Endometrial carcinomas are histologically classified as endometrioid, assumed to originate from hyperplastic endometrium, or non-endometrioid carcinomas, assumed to originate from atrophic endometrium. However, both on a histological and a molecular level there are indications that there are more carcinoma types and carcinogenetic pathways. This study aims to analyze endometrial carcinogenesis on a molecular level. The presence of known KRAS, PIK3CA, AKT1, CTNNB1, BRAF, EGFR and NRAS mutations was studied in proliferative, atrophic and hyperplastic endometrium, endometrioid and serous carcinomas, and the endometrium next to these carcinomas, using single molecule Molecular Inversion Probes.
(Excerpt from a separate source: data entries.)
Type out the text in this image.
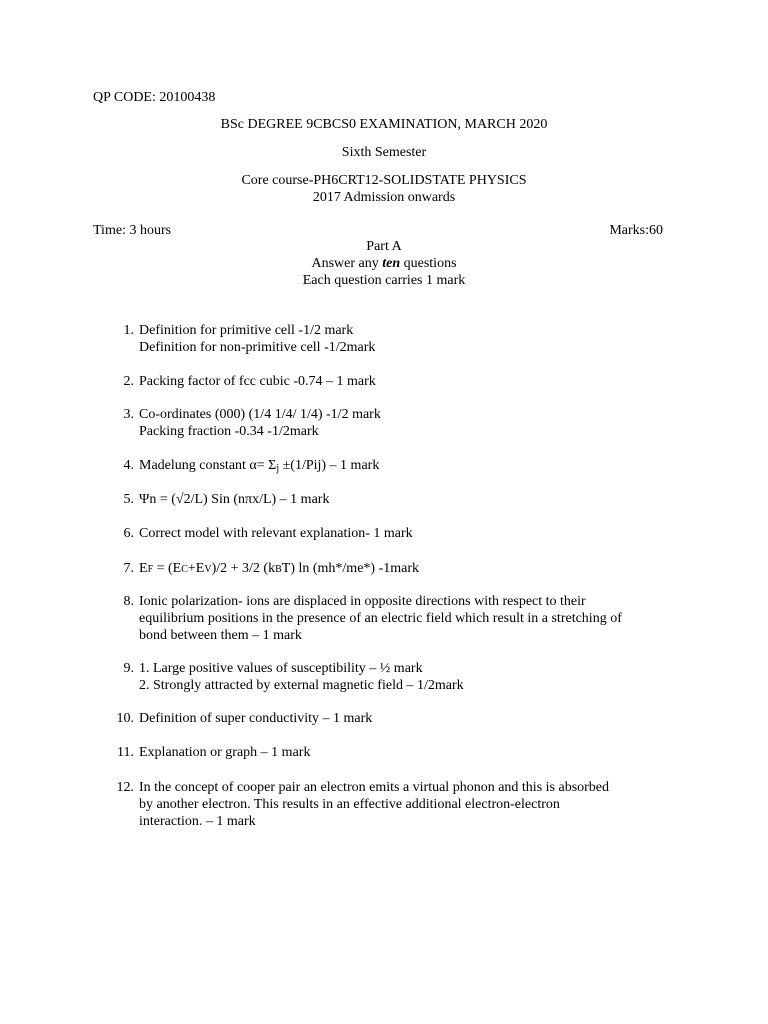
QP CODE: 20100438
BSc DEGREE 9CBCS0 EXAMINATION, MARCH 2020
Sixth Semester
Core course-PH6CRT12-SOLIDSTATE PHYSICS
2017 Admission onwards
Time: 3 hours	Marks:60
Part A
Answer any ten questions
Each question carries 1 mark
1. Definition for primitive cell -1/2 mark
Definition for non-primitive cell -1/2mark
2. Packing factor of fcc cubic -0.74 – 1 mark
3. Co-ordinates (000) (1/4 1/4/ 1/4) -1/2 mark
Packing fraction -0.34 -1/2mark
4. Madelung constant $\alpha= \Sigma_j \pm(1/Pij) - 1$ mark
5. Ψn = (√2/L) Sin (nπx/L) – 1 mark
6. Correct model with relevant explanation- 1 mark
7. EF = (EC+EV)/2 + 3/2 (kBT) ln (mh*/me*) -1mark
8. Ionic polarization- ions are displaced in opposite directions with respect to their
equilibrium positions in the presence of an electric field which result in a stretching of
bond between them – 1 mark
9. 1. Large positive values of susceptibility – ½ mark
2. Strongly attracted by external magnetic field – 1/2mark
10. Definition of super conductivity – 1 mark
11. Explanation or graph – 1 mark
12. In the concept of cooper pair an electron emits a virtual phonon and this is absorbed
by another electron. This results in an effective additional electron-electron
interaction. – 1 mark
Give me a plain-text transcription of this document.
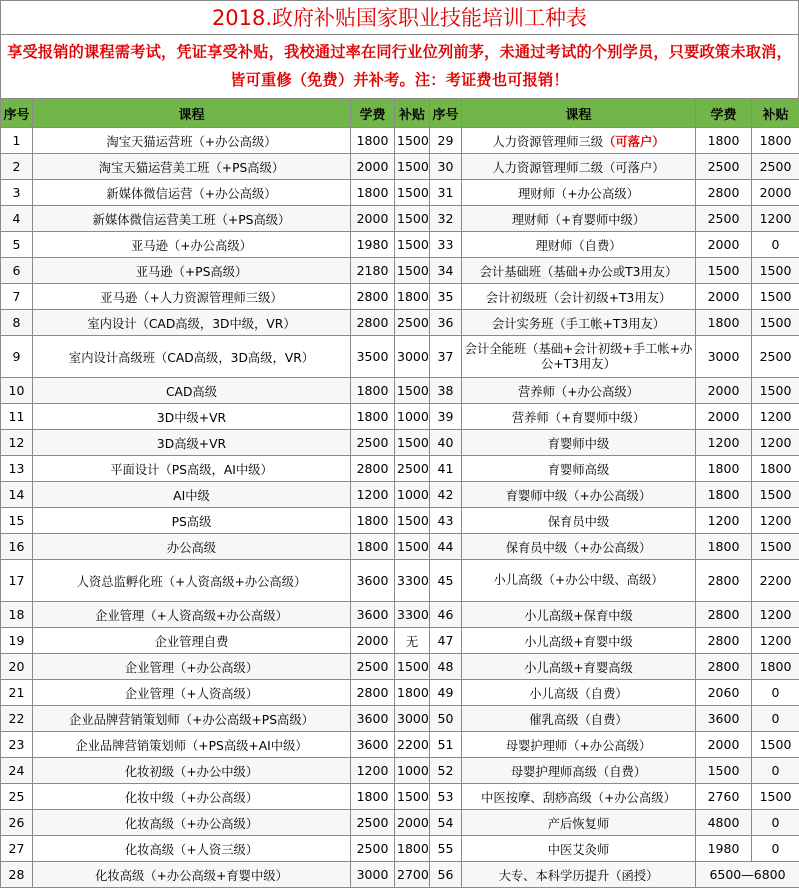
2018.政府补贴国家职业技能培训工种表
享受报销的课程需考试，凭证享受补贴，我校通过率在同行业位列前茅，未通过考试的个别学员，只要政策未取消，皆可重修（免费）并补考。注：考证费也可报销！
序号	课程	学费	补贴	序号	课程	学费	补贴
1	淘宝天猫运营班（+办公高级）	1800	1500	29	人力资源管理师三级（可落户）	1800	1800
2	淘宝天猫运营美工班（+PS高级）	2000	1500	30	人力资源管理师二级（可落户）	2500	2500
3	新媒体微信运营（+办公高级）	1800	1500	31	理财师（+办公高级）	2800	2000
4	新媒体微信运营美工班（+PS高级）	2000	1500	32	理财师（+育婴师中级）	2500	1200
5	亚马逊（+办公高级）	1980	1500	33	理财师（自费）	2000	0
6	亚马逊（+PS高级）	2180	1500	34	会计基础班（基础+办公或T3用友）	1500	1500
7	亚马逊（+人力资源管理师三级）	2800	1800	35	会计初级班（会计初级+T3用友）	2000	1500
8	室内设计（CAD高级，3D中级，VR）	2800	2500	36	会计实务班（手工帐+T3用友）	1800	1500
9	室内设计高级班（CAD高级，3D高级，VR）	3500	3000	37	会计全能班（基础+会计初级+手工帐+办公+T3用友）	3000	2500
10	CAD高级	1800	1500	38	营养师（+办公高级）	2000	1500
11	3D中级+VR	1800	1000	39	营养师（+育婴师中级）	2000	1200
12	3D高级+VR	2500	1500	40	育婴师中级	1200	1200
13	平面设计（PS高级，AI中级）	2800	2500	41	育婴师高级	1800	1800
14	AI中级	1200	1000	42	育婴师中级（+办公高级）	1800	1500
15	PS高级	1800	1500	43	保育员中级	1200	1200
16	办公高级	1800	1500	44	保育员中级（+办公高级）	1800	1500
17	人资总监孵化班（+人资高级+办公高级）	3600	3300	45	小儿高级（+办公中级、高级）	2800	2200
18	企业管理（+人资高级+办公高级）	3600	3300	46	小儿高级+保育中级	2800	1200
19	企业管理自费	2000	无	47	小儿高级+育婴中级	2800	1200
20	企业管理（+办公高级）	2500	1500	48	小儿高级+育婴高级	2800	1800
21	企业管理（+人资高级）	2800	1800	49	小儿高级（自费）	2060	0
22	企业品牌营销策划师（+办公高级+PS高级）	3600	3000	50	催乳高级（自费）	3600	0
23	企业品牌营销策划师（+PS高级+AI中级）	3600	2200	51	母婴护理师（+办公高级）	2000	1500
24	化妆初级（+办公中级）	1200	1000	52	母婴护理师高级（自费）	1500	0
25	化妆中级（+办公高级）	1800	1500	53	中医按摩、刮痧高级（+办公高级）	2760	1500
26	化妆高级（+办公高级）	2500	2000	54	产后恢复师	4800	0
27	化妆高级（+人资三级）	2500	1800	55	中医艾灸师	1980	0
28	化妆高级（+办公高级+育婴中级）	3000	2700	56	大专、本科学历提升（函授）	6500—6800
Mutations were found in 9 (15%) of the 62 non atypical, and in 6 (18%) of the 34 atypical hyperplasia cases. In comparison, mutations were found in 1 (3%) of the simple, and 8 (30%) of the 27 complex hyperplasia cases. In 12/22 (55%) endometrioid carcinomas, a mutation was found. The KRAS gene was most often mutated in carcinomas next to hyperplastic endometrium, whereas PIK3CA and CTNNB1 mutations were found in endometrioid carcinomas with adjacent atrophic endometrium. Complex hyperplasia rather than atypical hyperplasia appears to be the most important lesion in the carcinogenesis of endometrioid carcinomas, and KRAS, PIK3CA and CTNNB1 mutations appear to play an important role in this process. Carcinogenesis of endometrioid carcinomas next to hyperplasia seems to be different to that of those next to atrophia. The value of these findings in managing endometrial hyperplasia and carcinoma should be studied.

摘要

子宫内膜癌在组织学上分为子宫内膜样癌(推测起源于增生性子宫内膜)和非子宫内膜样癌(推测起源于萎缩性子宫内膜)。然而,在组织学和分子水平上均有迹象表明存在更多的癌类型和致癌途径。本研究旨在从分子水平分析子宫内膜癌发生机制。使用单分子分子倒置探针研究了增殖期、萎缩期和增生期子宫内膜、子宫内膜样癌和浆液性癌以及这些癌旁子宫内膜中已知的KRAS、PIK3CA、AKT1、CTNNB1、BRAF、EGFR和NRAS突变情况。在62例非不典型增生病例中有9例(15%)发现突变,34例不典型增生病例中有6例(18%)发现突变。相比之下,单纯增生病例中有1例(3%)发现突变,27例复杂性增生病例中有8例(30%)发现突变。在22例子宫内膜样癌中有12例(55%)发现突变。KRAS基因在增生性子宫内膜旁的癌中最常发生突变,而PIK3CA和CTNNB1突变则在伴有相邻萎缩性子宫内膜的子宫内膜样癌中发现。复杂性增生而非不典型增生似乎是子宫内膜样癌发生过程中最重要的病变,KRAS、PIK3CA和CTNNB1突变似乎在此过程中起重要作用。增生旁子宫内膜样癌的发生机制似乎与萎缩旁的不同。应研究这些发现对管理子宫内膜增生和癌的价值。